Operator-algebraic definition of tripartite information for three adjacent regions

Develop an explicit operator-algebraic construction that expresses the tripartite information I(A, B, C) = S(A) + S(B) + S(C) − S(A ∪ B) − S(A ∪ C) − S(B ∪ C) + S(A ∪ B ∪ C) for three pairwise adjacent spatial regions in a local quantum field theory, in cases where higher-codimension divergences are absent, purely in terms of relative entropies. Establish a definition that applies when each region is adjacent to both of the other regions, analogous to the mutual information representation via relative entropy that holds when at least one region is non-adjacent.

Background

The paper studies finite linear combinations of entanglement entropies for spatial regions in local quantum field theories, focusing on sums whose divergences cancel.
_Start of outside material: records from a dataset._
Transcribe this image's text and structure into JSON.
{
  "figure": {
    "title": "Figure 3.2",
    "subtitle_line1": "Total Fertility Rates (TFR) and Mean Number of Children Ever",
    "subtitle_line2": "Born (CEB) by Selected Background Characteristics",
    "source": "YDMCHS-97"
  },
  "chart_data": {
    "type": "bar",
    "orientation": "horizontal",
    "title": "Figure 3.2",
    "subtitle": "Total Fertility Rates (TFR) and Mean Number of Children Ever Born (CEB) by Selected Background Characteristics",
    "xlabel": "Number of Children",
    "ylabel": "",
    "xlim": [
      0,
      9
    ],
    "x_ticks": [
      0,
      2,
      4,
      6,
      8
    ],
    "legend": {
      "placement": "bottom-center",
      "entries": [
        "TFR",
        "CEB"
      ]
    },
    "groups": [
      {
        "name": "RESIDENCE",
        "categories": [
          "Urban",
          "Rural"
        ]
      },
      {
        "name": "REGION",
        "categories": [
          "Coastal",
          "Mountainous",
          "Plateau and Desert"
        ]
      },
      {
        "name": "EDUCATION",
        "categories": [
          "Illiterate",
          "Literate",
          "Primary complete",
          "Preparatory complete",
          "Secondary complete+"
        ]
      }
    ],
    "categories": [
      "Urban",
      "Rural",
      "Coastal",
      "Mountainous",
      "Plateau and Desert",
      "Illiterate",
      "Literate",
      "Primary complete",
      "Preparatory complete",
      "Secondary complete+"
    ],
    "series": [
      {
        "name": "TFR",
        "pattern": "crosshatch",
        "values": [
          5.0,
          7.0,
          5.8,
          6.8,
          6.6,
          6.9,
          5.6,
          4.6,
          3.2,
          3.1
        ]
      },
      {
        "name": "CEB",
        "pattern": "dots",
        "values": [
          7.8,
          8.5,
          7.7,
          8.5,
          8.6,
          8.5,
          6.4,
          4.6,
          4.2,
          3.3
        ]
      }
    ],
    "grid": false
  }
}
To avoid regulator dependence, Section 6 discusses operator-algebraic definitions of these finite quantities, including expressing certain combinations in terms of relative entropies.

Under the split property, the mutual information for two non-adjacent regions can be defined as an Araki relative entropy between the joint state and the product of the marginals, and when at least one region in a triple is non-adjacent, the tripartite information can be built from mutual informations. However, when all three regions are adjacent (but no higher-codimension divergences are present), the authors state that an explicit relative-entropy-based construction for the tripartite information is not known, identifying this as an open question.